Hak Warga Terancam, Pakar Siber: Pemerintah Harus Tinjau Ulang Kebijakan Matikan TV Analog
JAKARTA, iNews.id - Pakar siber Dr. Pratama Persadha mengatakan program TV digital seharusnya didukung dengan sosialisasi serta pemerataan hardware TV digital yang baik. Pasalnya tidak semua masyarakat memiliki STB TV digital dan juga tidak semua televisi yang dimiliki masyarakat sudah mendukung TV digital.

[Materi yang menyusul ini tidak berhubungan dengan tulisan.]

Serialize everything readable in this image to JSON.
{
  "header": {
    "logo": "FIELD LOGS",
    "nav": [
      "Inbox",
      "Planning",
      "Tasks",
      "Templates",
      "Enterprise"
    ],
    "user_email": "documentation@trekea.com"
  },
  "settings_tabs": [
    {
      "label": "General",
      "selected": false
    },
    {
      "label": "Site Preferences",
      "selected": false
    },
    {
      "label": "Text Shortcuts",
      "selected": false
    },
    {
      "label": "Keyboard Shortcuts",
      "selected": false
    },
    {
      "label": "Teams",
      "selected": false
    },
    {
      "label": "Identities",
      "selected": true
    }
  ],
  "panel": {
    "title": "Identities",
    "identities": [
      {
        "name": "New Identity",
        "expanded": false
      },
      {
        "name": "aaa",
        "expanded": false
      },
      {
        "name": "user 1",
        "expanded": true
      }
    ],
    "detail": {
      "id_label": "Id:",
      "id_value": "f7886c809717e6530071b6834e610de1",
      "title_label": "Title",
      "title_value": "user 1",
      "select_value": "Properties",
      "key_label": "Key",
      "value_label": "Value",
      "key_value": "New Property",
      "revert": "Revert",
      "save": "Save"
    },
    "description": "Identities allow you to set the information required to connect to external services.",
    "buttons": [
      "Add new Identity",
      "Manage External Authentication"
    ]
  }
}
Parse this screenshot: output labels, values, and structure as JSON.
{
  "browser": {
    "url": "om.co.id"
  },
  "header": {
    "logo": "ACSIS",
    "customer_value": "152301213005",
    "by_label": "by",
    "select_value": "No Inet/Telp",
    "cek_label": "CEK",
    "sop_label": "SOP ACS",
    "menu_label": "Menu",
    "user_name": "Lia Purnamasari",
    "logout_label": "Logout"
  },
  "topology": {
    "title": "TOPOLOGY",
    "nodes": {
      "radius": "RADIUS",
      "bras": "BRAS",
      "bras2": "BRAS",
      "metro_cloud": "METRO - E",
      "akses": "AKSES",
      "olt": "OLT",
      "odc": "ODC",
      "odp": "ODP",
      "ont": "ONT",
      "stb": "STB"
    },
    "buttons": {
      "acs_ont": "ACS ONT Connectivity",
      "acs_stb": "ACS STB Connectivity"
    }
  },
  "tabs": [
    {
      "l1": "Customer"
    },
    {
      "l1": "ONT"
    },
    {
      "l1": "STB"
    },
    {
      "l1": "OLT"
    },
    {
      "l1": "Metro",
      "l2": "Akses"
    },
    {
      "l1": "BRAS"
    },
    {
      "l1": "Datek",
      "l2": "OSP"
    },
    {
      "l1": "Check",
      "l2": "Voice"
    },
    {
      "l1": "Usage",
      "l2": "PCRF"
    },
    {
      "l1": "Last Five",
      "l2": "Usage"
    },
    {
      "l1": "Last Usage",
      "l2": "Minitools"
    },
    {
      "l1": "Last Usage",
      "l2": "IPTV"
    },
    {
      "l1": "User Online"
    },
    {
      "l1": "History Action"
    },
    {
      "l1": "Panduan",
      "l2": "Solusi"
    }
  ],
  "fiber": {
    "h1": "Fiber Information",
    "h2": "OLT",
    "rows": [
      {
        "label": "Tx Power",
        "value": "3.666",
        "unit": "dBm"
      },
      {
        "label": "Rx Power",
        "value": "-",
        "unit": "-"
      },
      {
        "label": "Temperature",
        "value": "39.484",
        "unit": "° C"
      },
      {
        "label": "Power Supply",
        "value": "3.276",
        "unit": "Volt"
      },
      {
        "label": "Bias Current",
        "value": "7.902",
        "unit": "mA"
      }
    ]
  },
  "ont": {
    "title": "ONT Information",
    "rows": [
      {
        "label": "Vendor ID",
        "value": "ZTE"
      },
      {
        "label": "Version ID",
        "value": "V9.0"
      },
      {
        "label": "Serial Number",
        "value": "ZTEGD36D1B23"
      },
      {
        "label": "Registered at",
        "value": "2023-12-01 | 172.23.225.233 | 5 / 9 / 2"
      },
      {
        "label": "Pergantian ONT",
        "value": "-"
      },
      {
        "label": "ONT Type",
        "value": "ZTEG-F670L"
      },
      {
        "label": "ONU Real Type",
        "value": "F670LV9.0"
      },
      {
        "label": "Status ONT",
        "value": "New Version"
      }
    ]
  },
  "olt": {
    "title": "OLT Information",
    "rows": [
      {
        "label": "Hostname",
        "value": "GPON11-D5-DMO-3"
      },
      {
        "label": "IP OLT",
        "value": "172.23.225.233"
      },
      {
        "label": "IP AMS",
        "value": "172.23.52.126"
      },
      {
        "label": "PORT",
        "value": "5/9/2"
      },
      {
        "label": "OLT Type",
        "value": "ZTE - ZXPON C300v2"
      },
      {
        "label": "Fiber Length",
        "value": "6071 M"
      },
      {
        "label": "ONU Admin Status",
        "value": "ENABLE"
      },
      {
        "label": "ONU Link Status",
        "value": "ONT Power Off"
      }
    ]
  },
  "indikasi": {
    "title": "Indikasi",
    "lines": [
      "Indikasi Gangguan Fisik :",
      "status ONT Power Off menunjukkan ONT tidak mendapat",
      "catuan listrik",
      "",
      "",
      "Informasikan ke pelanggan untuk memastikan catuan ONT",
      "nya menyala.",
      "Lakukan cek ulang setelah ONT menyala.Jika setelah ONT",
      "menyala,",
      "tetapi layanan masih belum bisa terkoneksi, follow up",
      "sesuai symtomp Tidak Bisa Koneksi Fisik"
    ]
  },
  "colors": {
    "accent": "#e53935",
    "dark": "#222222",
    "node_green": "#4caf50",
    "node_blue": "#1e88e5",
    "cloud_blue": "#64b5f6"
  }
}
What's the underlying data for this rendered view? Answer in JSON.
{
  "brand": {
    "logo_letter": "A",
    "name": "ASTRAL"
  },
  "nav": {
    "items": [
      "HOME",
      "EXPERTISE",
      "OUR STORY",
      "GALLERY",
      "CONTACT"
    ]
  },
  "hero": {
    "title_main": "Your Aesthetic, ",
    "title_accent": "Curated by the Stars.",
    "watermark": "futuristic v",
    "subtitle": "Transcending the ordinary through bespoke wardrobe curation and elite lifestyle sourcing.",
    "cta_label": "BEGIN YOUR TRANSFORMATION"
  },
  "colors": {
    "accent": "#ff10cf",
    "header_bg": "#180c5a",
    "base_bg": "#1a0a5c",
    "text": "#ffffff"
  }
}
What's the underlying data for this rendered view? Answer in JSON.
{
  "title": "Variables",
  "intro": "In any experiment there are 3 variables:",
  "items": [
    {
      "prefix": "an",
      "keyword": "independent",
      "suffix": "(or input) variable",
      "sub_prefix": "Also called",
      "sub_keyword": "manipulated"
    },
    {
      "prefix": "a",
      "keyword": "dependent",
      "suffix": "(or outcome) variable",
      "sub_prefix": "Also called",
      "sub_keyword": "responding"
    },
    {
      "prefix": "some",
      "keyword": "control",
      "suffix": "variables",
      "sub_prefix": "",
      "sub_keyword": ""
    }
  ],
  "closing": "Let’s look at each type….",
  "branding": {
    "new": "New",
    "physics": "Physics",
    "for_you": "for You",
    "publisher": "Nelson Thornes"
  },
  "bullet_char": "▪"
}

"Karena itu saat siaran TV analog di Jabodetabek dimatikan, masih banyak masyarakat yang kebingungan karena tidak bisa menonton acara televisi," kata Pratama dalam keterangannya, Sabtu (5/11/2022).
Ketua Lembaga Riset Siber Indonesia CISSREC (Communication and Information System Security Research Center) ini mencontohkan, program STB TV digital seharusnya bisa dibagikan secara luas ke masyarakat yang membutuhkan serta kesulitan membeli STB TV digital. Bahkan bila perlu, peredaran dan penjualan televisi wajib sudah support TV digital.
"Pelaksanaannya harus didukung lintas kementerian, jadi Kominfo bekerja sama dengan kementerian lain misalnya Kementerian Perindustrian soal kewajiban televisi yang dijual di Indonesia harus support TV digital," ujar Pratama.
Kesiapan teknis migrasi TV digital juga menurutnya harus merata. Prinsipnya kata dia jangan ada masyarakat yang dirugikan dengan program TV digital ini.
"Win-win solution bagi semua pihak harus dipikirkan pemerintah, agar masyarakat tidak tiba-tiba kehilangan akses informasi. Jadi pemerintah harus meninjau ulang soal mematikan TV analog sepanjang hal-hal yang merugikan masyarakat ini belum diselesaikan," kata dia.
Dengan hilangnya hak akses informasi warga, maka menurutnya ini adalah bentuk ketidakadilan pemerintah terhadap masyarakat. Karena saat infrastruktur TV digital belum merata, TV analog sudah dimatikan.
Program pemerintah untuk memberikan set top box kepada masyarakat yang tidak mampu juga masih belum selesai. Bahkan proses pemberian STB ini cenderung lambat dan belum merata.
"Padahal hak mendapatkan informasi seluruh warga negara Indonesia dijamin oleh UUD 1945," kata Pratama.